I'm right back on the treadmill. Right now, I'm worried about an upcoming art sale in Dallas this Friday and Saturday. I'm making some very cool laminated paper purses. I had received one as a gift and when I got it I thought 1) cool!, 2) I can copy this! It will be easy and cute. However, after disecting how it was constructed and learning through trial and error, I'm about to pull my hair out! Someday I will be able to crank them out in a time efficient way, but I'm not there now.
So all the details in getting myself, my good buddy Robbin (also in the sale) and 2/3 of my kids up to Dallas, and setting up my booth by 6pm are a little overwhelming.

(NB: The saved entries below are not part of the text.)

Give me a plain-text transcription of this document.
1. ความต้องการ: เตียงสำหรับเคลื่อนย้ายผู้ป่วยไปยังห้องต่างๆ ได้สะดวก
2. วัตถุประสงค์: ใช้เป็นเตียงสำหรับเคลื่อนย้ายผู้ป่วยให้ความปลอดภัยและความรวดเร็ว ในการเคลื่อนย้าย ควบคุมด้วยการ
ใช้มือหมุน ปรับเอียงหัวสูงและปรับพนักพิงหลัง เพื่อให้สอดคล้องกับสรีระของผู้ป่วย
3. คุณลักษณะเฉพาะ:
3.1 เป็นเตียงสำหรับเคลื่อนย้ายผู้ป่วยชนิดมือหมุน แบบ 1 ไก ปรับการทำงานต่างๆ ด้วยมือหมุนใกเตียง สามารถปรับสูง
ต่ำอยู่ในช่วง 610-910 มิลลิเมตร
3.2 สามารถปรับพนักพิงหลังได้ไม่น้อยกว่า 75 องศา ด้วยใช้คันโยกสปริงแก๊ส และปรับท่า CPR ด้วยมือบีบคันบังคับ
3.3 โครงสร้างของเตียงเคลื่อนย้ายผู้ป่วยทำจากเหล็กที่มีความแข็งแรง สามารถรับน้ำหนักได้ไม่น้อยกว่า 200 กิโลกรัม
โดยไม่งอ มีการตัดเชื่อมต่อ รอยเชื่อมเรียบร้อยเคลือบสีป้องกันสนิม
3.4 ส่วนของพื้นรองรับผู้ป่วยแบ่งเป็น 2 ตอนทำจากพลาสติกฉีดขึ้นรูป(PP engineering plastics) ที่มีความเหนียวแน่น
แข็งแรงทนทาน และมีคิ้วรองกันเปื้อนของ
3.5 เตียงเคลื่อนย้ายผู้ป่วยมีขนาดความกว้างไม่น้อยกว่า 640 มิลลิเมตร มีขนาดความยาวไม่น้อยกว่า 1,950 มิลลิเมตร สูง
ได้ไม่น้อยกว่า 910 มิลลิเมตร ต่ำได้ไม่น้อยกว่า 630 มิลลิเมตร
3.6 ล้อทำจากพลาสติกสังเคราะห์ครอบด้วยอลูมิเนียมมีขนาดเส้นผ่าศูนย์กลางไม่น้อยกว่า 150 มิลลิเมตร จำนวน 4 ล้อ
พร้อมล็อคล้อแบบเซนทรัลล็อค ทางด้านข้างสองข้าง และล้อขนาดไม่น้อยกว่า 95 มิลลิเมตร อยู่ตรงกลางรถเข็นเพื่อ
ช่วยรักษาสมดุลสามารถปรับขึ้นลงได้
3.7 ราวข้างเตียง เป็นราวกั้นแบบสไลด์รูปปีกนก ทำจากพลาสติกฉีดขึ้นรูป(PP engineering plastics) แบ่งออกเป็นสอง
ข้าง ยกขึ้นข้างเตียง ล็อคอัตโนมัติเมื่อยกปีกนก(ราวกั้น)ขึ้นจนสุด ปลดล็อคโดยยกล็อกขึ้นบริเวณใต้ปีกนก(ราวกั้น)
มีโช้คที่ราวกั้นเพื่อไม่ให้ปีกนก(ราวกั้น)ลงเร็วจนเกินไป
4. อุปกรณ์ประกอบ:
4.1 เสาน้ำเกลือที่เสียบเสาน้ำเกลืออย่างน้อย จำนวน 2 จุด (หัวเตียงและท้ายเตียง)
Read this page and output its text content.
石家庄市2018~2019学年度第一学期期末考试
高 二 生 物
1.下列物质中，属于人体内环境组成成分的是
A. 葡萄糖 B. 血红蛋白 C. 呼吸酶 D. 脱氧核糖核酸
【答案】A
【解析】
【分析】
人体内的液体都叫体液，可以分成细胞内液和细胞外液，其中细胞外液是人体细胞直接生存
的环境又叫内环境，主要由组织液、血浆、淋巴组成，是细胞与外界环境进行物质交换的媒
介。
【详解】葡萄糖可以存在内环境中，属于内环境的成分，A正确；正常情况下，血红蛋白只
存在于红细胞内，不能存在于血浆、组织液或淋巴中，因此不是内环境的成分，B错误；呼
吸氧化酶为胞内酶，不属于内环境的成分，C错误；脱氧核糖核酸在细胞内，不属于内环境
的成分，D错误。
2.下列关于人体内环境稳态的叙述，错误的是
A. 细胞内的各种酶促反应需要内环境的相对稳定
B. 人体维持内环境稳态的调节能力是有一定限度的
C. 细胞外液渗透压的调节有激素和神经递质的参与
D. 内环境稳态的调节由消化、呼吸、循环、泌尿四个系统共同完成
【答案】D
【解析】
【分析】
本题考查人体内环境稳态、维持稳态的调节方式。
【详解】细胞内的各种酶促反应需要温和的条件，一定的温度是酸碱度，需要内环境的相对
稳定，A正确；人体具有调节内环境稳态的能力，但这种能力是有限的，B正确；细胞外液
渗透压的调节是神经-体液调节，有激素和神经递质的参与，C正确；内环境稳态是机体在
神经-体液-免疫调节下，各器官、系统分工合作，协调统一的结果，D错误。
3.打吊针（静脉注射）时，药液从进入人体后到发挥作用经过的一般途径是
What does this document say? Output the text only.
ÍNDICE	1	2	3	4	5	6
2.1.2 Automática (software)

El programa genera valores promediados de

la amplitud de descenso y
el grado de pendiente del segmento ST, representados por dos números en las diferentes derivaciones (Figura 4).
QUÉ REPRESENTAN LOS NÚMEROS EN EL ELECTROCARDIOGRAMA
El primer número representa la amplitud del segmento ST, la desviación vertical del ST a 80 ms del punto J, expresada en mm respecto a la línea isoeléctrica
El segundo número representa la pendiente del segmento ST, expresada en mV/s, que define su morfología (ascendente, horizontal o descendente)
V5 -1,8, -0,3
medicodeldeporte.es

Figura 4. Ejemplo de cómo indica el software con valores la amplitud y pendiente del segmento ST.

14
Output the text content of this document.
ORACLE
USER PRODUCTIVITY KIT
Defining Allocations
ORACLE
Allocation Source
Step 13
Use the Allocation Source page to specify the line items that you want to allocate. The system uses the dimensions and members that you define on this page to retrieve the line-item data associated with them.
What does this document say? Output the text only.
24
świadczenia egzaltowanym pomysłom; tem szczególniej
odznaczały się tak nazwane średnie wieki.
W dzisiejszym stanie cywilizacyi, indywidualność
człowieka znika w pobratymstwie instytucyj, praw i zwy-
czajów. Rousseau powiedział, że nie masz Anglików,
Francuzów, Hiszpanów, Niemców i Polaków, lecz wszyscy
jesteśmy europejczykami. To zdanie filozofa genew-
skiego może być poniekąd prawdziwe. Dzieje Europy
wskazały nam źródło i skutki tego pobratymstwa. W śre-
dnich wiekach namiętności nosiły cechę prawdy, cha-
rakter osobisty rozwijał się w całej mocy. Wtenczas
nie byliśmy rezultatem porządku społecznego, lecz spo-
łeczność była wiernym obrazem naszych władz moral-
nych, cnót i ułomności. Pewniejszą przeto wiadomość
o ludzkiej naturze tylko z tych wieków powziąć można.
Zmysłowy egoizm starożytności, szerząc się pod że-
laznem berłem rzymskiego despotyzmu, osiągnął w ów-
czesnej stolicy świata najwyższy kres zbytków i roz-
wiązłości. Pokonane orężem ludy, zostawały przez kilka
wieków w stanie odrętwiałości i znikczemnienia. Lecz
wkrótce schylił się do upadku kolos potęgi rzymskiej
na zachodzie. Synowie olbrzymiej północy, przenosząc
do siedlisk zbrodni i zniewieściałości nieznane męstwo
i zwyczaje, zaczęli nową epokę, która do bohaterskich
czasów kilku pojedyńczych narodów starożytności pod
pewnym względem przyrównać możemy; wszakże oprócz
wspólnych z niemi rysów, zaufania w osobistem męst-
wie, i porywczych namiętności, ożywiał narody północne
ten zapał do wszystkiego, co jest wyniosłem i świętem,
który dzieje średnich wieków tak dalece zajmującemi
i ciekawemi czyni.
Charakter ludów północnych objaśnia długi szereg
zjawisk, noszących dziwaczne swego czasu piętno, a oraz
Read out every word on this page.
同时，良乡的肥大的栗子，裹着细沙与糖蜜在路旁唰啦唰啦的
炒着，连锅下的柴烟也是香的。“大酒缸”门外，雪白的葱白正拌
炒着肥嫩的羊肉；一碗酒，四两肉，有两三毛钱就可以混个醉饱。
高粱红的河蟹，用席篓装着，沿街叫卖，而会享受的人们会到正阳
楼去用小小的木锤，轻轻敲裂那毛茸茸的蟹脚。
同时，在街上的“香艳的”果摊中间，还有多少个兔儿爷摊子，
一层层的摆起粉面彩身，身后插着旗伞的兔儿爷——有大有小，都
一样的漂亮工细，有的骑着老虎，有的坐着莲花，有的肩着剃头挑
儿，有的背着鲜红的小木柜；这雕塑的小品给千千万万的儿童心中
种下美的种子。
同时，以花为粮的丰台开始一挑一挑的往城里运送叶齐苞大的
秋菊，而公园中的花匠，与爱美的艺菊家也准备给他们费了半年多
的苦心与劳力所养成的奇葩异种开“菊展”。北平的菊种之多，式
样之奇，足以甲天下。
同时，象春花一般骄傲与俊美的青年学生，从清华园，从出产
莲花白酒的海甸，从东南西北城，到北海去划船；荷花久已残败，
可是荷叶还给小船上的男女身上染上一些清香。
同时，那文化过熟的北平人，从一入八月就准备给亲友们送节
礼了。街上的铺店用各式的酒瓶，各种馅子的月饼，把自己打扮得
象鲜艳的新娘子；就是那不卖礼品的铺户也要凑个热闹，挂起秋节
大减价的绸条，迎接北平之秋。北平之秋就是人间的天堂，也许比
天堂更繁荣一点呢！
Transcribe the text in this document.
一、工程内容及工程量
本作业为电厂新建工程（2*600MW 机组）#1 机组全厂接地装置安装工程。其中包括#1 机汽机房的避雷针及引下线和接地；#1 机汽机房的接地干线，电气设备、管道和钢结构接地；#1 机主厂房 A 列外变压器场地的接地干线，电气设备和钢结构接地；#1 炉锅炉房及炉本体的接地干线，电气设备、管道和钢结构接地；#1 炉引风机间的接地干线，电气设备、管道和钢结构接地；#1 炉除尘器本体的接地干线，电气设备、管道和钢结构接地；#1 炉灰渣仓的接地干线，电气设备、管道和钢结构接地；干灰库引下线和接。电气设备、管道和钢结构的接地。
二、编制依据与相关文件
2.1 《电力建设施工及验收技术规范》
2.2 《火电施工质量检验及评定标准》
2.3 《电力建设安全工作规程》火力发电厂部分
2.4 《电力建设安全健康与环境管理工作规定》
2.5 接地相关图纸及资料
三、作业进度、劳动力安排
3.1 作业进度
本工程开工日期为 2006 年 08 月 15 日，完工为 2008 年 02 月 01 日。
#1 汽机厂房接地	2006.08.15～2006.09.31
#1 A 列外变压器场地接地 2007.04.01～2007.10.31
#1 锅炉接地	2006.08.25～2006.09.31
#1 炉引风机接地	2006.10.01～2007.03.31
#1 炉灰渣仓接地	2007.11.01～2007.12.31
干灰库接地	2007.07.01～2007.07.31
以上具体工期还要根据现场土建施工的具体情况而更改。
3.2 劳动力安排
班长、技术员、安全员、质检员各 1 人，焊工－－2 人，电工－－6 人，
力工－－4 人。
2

I'm also worrying about what I'll do next year for a job. I wish I had a year of just catching my breath. All three kids will be in school, all day. My excuses are just about used up, and if we want to add on to the house, I'm going to have to pitch in. So I'm worrying about jobs, and options, and how many hours to work.
What I'm peaceful about is all the fun I've had with friends lately. I got taken out to lunch by my Godmother and another of my mom's friends yesterday, a birthday lunch. And I get to go to lunch next Monday with my girls from Fort Worth. Can't wait. Seeing my family this weekend in Fort Worth. Last Girl Scout meeting on Thursday, then I'm done until September, yippee. One more volunteer obligation at Bryker Woods next week and then that's all done.
Then it's summer. And I'm not going to work. I'm just going to relax and do fun stuff with the kids. I want to try to be in the moment. Not worrying about stuff... I can't wait.
And I'm very peaceful about next school year which will be here before I know it, just like always, and my kids with three awesome teachers next year. Two that we've had before and one of the two wonderful 5th grade teachers, either of which I'd be very happy to have for Emma.
So if I can make it through the weekend, it is all good.